The model is described in the book. Below we just give the code.

Attending

We define attention weights $e_{ij} = f(a_i)^T f(b_j)$ where $a_i \in R^E$ is the embedding of the $i$ 'th token from the premise, $b_j \in R^E$ is the embedding of the $j$ 'th token from the hypothesis, and $f: R^E \rightarrow R^H$ is an MLP that maps from the embedding space to another hidden space.

In [12]:

class mlp(nn.Module):
    num_hiddens: int
    flatten: bool

    @nn.compact
    def __call__(self, X, train=True):
        X = nn.Dropout(rate=0.2, deterministic=not train)(X)
        X = nn.Dense(self.num_hiddens)(X)
        X = nn.relu(X)
        if self.flatten:
            X = X.reshape((X.shape[0], -1))  # flatten
        X = nn.Dropout(rate=0.2, deterministic=not train)(X)
        X = nn.Dense(self.num_hiddens)(X)
        X = nn.relu(X)
        if self.flatten:
            X = X.reshape((X.shape[0], -1))  # flatten
        return X

In [13]:

class Attend(nn.Module):
    num_hiddens: int

    def setup(self):
        self.f = mlp(self.num_hiddens, False)

    @nn.compact
    def __call__(self, A, B, train=True):
        # Shape of `A`/`B`: (`batch_size`, no. of words in sequence A/B,
        # `embed_size`)
        # Shape of `f_A`/`f_B`: (`batch_size`, no. of words in sequence A/B,
        # `num_hiddens`)
        f_A = self.f(A, train)
        f_B = self.f(B, train)
        # Shape of `e`: (`batch_size`, no. of words in sequence A,
        # no. of words in sequence B)
        e = f_A @ (f_B.transpose((0, 2, 1)))
        # Shape of `beta`: (`batch_size`, no. of words in sequence A,
        # `embed_size`), where sequence B is softly aligned with each word
        # (axis 1 of `beta`) in sequence A
        beta = nn.softmax(e, axis=-1) @ B
        # Shape of `alpha`: (`batch_size`, no. of words in sequence B,
        # `embed_size`), where sequence A is softly aligned with each word
        # (axis 1 of `alpha`) in sequence B
        alpha = nn.softmax(e.transpose((0, 2, 1)), axis=-1) @ A
        return beta, alpha

Comparing

We concatenate word $i$ in A, $a_i$ , with its "soft counterpart" in B, $\beta_i$ , and vice versa, and then pass this through another MLP $g$ to get a "comparison vector" for each input location. $\begin{align} v_{A,i} &= g([a_i, \beta_i]), \; i=1,\ldots, m \\ v_{B,j} &= g([b_j, \alpha_j]), \; j=1,\ldots, n \end{align}$

In [14]:

class Compare(nn.Module):
    num_hiddens: int

    def setup(self):
        self.g = mlp(self.num_hiddens, False)

    @nn.compact
    def __call__(self, A, B, beta, alpha, train=True):
        V_A = self.g(jnp.concatenate((A, beta), axis=2), train)
        V_B = self.g(jnp.concatenate((B, alpha), axis=2), train)
        return V_A, V_B

Aggregation

We sum-pool the "comparison vectors" for each input sentence, and then pass the pair of poolings to yet another MLP $h$ to generate the final classification.

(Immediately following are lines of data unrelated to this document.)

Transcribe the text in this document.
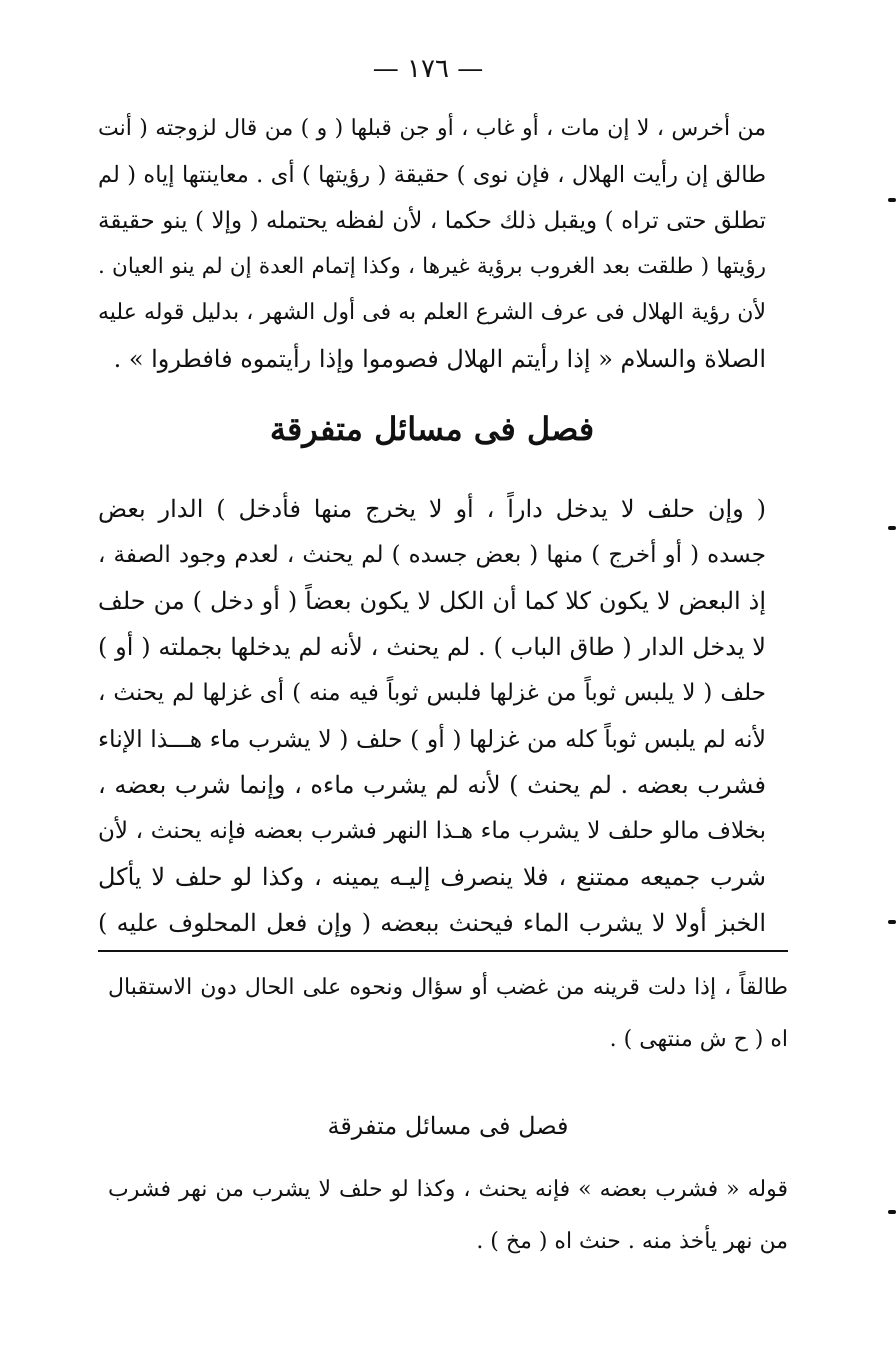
— ١٧٦ —
من أخرس ، لا إن مات ، أو غاب ، أو جن قبلها ( و ) من قال لزوجته ( أنت
طالق إن رأيت الهلال ، فإن نوى ) حقيقة ( رؤيتها ) أى . معاينتها إياه ( لم
تطلق حتى تراه ) ويقبل ذلك حكما ، لأن لفظه يحتمله ( وإلا ) ينو حقيقة
رؤيتها ( طلقت بعد الغروب برؤية غيرها ، وكذا إتمام العدة إن لم ينو العيان .
لأن رؤية الهلال فى عرف الشرع العلم به فى أول الشهر ، بدليل قوله عليه
الصلاة والسلام « إذا رأيتم الهلال فصوموا وإذا رأيتموه فافطروا » .
فصل فى مسائل متفرقة
( وإن حلف لا يدخل داراً ، أو لا يخرج منها فأدخل ) الدار بعض
جسده ( أو أخرج ) منها ( بعض جسده ) لم يحنث ، لعدم وجود الصفة ،
إذ البعض لا يكون كلا كما أن الكل لا يكون بعضاً ( أو دخل ) من حلف
لا يدخل الدار ( طاق الباب ) . لم يحنث ، لأنه لم يدخلها بجملته ( أو )
حلف ( لا يلبس ثوباً من غزلها فلبس ثوباً فيه منه ) أى غزلها لم يحنث ،
لأنه لم يلبس ثوباً كله من غزلها ( أو ) حلف ( لا يشرب ماء هـــذا الإناء
فشرب بعضه . لم يحنث ) لأنه لم يشرب ماءه ، وإنما شرب بعضه ،
بخلاف مالو حلف لا يشرب ماء هـذا النهر فشرب بعضه فإنه يحنث ، لأن
شرب جميعه ممتنع ، فلا ينصرف إليـه يمينه ، وكذا لو حلف لا يأكل
الخبز أولا لا يشرب الماء فيحنث ببعضه ( وإن فعل المحلوف عليه )
طالقاً ، إذا دلت قرينه من غضب أو سؤال ونحوه على الحال دون الاستقبال
اه ( ح ش منتهى ) .
فصل فى مسائل متفرقة
قوله « فشرب بعضه » فإنه يحنث ، وكذا لو حلف لا يشرب من نهر فشرب
من نهر يأخذ منه . حنث اه ( مخ ) .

\begin{align} v_A &= \sum_{i=1}^m v_{A,i} \\ v_B &= \sum_{j=1}^n v_{B,j} \\ \hat{y} &= h([v_A, v_B]) \end{align}

In [15]:

class Aggregate(nn.Module):
    num_hiddens: int
    num_outputs: int

    @nn.compact
    def __call__(self, V_A, V_B, train=True):
        # Sum up both sets of comparison vectors
        V_A = V_A.sum(axis=1)
        V_B = V_B.sum(axis=1)
        # Feed the concatenation of both summarization results into an MLP
        Y_hat = nn.Dense(self.num_outputs)(mlp(self.num_hiddens, True)(jnp.concatenate((V_A, V_B), axis=1), train))
        return Y_hat

Putting it altogether

We use a pre-trained embedding of size E=100. The $f$ (attend) function maps from $E=100$ to $H=200$ hiddens. The $g$ (compare) function maps $2E=200$ to $H=200$ . The $h$ (aggregate) function maps $2H=400$ to 3 outputs.

In [16]:

class DecomposableAttention(nn.Module):
    vocab: Any
    embed_size: int
    num_hiddens: int
    embed_init: Callable

    def setup(self):
        self.embedding = nn.Embed(len(self.vocab), self.embed_size, embedding_init=self.embed_init)
        self.attend = Attend(self.num_hiddens)
        self.compare = Compare(self.num_hiddens)
        # There are 3 possible outputs: entailment, contradiction, and neutral
        self.aggregate = Aggregate(self.num_hiddens, 3)

    def __call__(self, X, train=True):
        premises, hypotheses = X
        A = self.embedding(premises)
        B = self.embedding(hypotheses)
        beta, alpha = self.attend(A, B, train)
        V_A, V_B = self.compare(A, B, beta, alpha, train)
        Y_hat = self.aggregate(V_A, V_B, train)
        return Y_hat

In [17]:

class TokenEmbedding:
    """Token Embedding."""

    def __init__(self, embedding_name):
        self.idx_to_token, self.idx_to_vec = self._load_embedding(embedding_name)
        self.unknown_idx = 0
        self.token_to_idx = {token: idx for idx, token in enumerate(self.idx_to_token)}

    def _load_embedding(self, embedding_name):
        idx_to_token, idx_to_vec = ["<unk>"], []
        data_dir = download_extract(embedding_name)
        # GloVe website: https://nlp.stanford.edu/projects/glove/
        # fastText website: https://fasttext.cc/
        with open(os.path.join(data_dir, "vec.txt"), "r") as f:
            for line in f:
                elems = line.rstrip().split(" ")
                token, elems = elems[0], [float(elem) for elem in elems[1:]]
                # Skip header information, such as the top row in fastText
                if len(elems) > 1:
                    idx_to_token.append(token)
                    idx_to_vec.append(elems)
        idx_to_vec = [[0] * len(idx_to_vec[0])] + idx_to_vec
        return idx_to_token, jnp.array(idx_to_vec)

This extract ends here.